Note that cross-validation ensures a complete separation of the training and test set, and thus minimizes the risk of overfitting. Still, the ML model has far more parameters than the global model or the shifted global model and we can therefore only speculate about its performance on data recorded under vastly different conditions, which remains to be evaluated. Thus, if only the prediction of the performance trajectory is of interested, the shifted global model might be the preferred option. If the focus, however, lies on the extraction of novel information (e.g. the identification of subgroups in this work), the ML model is more suitable.

The dataset that we have used here only contains the best performance of a person for each age this person has competed in, but no further information. We hope to obtain longitudinal datasets with additional information, such as training volumes and diseases in the future. Finally, due to the low number of women in the dataset, only men were analyzed, and it remains unknown if the same findings apply to women [37]. Although this is a problem common to many medical-related AI studies, we acknowledge the severity of the implications and plan to follow up on this issue once more data will be available.

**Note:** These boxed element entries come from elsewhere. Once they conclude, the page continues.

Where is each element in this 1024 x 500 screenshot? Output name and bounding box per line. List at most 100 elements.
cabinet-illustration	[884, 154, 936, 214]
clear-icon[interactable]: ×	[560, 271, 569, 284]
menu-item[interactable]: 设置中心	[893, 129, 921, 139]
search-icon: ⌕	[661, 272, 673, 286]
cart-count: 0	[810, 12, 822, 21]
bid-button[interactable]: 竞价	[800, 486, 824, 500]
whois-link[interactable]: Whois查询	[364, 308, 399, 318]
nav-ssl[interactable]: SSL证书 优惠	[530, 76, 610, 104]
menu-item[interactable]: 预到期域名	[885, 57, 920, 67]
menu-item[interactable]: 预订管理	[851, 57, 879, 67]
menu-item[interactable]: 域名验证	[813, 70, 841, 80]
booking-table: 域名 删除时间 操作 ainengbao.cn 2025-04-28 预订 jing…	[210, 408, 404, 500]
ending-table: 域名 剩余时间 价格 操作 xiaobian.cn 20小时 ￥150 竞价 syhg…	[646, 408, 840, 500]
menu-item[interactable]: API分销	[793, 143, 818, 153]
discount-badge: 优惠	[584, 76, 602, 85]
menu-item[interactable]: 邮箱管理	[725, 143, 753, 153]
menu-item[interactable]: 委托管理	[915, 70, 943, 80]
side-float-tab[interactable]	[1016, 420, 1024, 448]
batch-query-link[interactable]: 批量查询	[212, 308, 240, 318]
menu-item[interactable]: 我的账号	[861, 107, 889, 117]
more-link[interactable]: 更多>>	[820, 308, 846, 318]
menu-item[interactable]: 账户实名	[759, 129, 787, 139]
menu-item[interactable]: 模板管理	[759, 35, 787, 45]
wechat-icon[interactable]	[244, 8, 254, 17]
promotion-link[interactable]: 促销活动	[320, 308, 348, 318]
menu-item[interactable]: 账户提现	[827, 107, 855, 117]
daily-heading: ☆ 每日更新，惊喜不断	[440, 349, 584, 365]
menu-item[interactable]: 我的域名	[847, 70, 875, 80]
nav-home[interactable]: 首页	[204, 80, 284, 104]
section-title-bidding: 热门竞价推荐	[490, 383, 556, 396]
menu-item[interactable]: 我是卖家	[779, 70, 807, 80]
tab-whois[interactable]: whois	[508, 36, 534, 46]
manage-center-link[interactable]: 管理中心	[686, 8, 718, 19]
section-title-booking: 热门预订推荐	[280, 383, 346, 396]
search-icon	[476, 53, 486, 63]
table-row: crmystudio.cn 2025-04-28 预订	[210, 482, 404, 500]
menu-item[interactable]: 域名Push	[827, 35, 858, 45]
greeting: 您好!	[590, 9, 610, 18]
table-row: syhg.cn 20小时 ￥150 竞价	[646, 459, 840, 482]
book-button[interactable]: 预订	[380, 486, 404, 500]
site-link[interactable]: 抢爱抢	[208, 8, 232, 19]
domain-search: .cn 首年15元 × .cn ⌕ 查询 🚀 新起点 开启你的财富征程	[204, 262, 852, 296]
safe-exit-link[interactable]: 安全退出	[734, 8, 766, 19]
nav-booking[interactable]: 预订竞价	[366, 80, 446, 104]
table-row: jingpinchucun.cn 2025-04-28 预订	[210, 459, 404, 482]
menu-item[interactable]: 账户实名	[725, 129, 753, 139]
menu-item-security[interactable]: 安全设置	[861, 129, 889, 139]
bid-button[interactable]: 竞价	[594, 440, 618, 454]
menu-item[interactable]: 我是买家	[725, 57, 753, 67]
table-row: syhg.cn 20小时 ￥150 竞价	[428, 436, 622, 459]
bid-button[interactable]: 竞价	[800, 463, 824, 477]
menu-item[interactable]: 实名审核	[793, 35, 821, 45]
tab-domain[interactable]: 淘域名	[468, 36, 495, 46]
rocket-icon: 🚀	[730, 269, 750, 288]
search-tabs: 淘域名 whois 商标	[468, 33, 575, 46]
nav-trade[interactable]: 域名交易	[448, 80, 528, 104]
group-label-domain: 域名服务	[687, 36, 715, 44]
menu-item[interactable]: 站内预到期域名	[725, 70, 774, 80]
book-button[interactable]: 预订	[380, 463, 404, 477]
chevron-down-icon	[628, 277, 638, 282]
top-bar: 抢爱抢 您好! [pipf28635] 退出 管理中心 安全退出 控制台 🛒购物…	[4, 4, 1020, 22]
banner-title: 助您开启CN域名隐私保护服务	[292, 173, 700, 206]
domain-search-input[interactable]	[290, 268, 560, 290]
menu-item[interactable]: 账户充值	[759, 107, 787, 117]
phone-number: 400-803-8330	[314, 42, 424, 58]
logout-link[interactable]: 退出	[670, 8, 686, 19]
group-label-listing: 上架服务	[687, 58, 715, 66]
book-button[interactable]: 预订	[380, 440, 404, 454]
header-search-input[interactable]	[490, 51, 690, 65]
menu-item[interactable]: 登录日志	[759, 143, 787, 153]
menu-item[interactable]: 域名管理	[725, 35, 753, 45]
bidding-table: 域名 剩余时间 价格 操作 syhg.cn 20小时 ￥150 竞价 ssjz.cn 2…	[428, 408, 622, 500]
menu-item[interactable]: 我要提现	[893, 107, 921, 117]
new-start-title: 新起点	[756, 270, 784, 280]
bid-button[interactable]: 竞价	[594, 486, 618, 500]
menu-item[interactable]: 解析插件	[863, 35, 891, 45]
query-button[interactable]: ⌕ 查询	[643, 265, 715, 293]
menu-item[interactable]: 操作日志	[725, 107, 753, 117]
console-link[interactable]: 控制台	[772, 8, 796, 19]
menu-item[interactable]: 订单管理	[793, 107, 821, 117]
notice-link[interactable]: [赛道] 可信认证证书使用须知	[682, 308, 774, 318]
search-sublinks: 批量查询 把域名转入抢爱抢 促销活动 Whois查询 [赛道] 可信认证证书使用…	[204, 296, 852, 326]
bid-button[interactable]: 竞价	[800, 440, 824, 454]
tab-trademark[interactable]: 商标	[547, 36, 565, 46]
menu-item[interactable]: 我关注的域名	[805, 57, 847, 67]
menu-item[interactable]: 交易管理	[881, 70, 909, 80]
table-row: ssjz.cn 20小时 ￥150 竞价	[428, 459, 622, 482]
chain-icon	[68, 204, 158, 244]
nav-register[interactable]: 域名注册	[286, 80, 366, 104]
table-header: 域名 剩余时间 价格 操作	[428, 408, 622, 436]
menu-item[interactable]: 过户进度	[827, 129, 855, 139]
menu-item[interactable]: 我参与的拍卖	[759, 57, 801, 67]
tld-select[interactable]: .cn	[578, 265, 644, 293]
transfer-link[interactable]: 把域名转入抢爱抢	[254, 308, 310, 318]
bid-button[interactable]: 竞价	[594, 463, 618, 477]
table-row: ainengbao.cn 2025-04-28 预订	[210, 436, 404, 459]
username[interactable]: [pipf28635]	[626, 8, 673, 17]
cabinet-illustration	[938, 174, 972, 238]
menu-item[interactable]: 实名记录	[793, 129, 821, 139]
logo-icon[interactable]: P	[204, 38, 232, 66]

In conclusion, for the prediction of performance decline trajectories of master athletes based on one measurement, an ML approach in terms of a multilayer neuronal network showed lower prediction errors and was thereby superior to traditional approaches. ML models should be explored further in big-data research on age-related performance decline rates, in particular in two ways: First, to optimize prediction results, the possibility to integrate more data (i.e. more measurement points, additional individual information, external factors, etc.) should be studied. Second, the potential of ML models to identify relevant factors can be explored in other ageing-research areas or with additional model inputs.